Under insane energy deregulation policies beginning back in 1996 under Gov. Tom Ridge, Pennsylvania—a coal producing state—has lost 19 coal-fired power plants which have been shut down or converted to natural gas. Since 2014, electricity produced from coal has gone from 39% to 12%, while natural gas has gone from 24% to 51% and “renewables” from less than 1% to 5%.

RGGI would effectively shut down Pennsylvania’s remaining coal-fired plants and destroy its already-decimated coal industry (currently third largest in the nation). With that as backdrop, state legislators decided to take a stand.

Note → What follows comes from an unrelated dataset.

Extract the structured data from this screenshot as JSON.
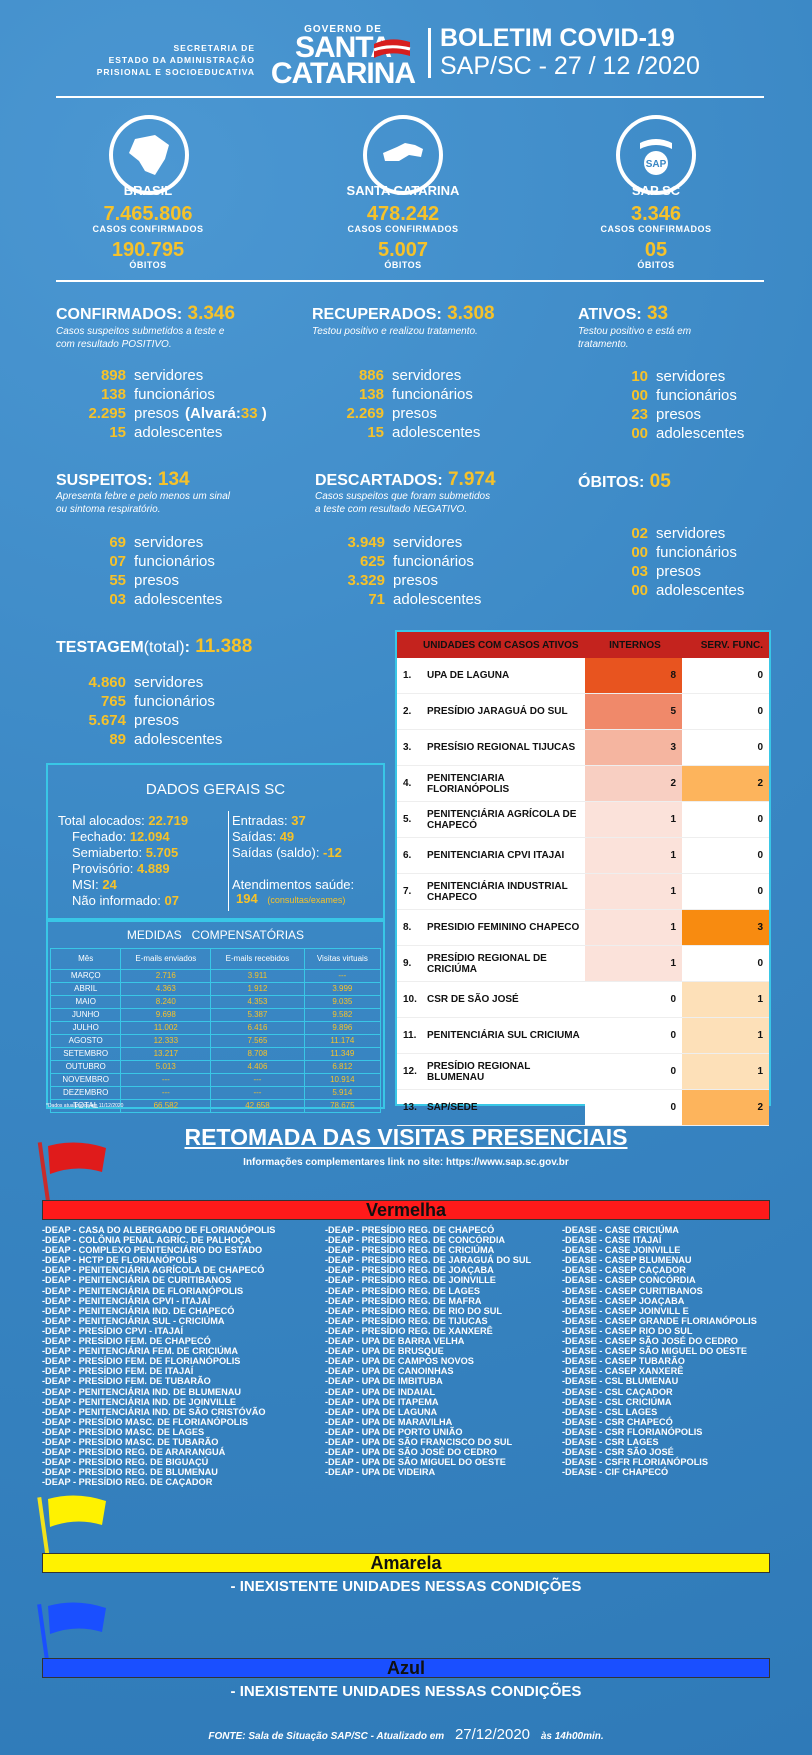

In April of this year, 28 Senate Republicans signed a letter accusing Governor Wolf of “subversion of the constitutional process” by brazenly using executive action to unilaterally bring Pennsylvania into the RGGI without legislative approval, and threatened to reject all of his future nominees for the state Public Utilities Commission unless he backed off. In June, a bill introduced by State Sen. Joe Pittman (R), from Western Pennsylvania, SB-119 was passed by a veto-proof margin of 35-15 (6 Democrats voted with the Republicans), that would prohibit Pennsylvania from joining the RGGI without legislative approval. A companion bill in the House, HB-637, was introduced with 29 sponsors, including 3 Democrats, but was not acted on because of the summer recess. Wolf took advantage of this delay to move the RGGI agenda forward.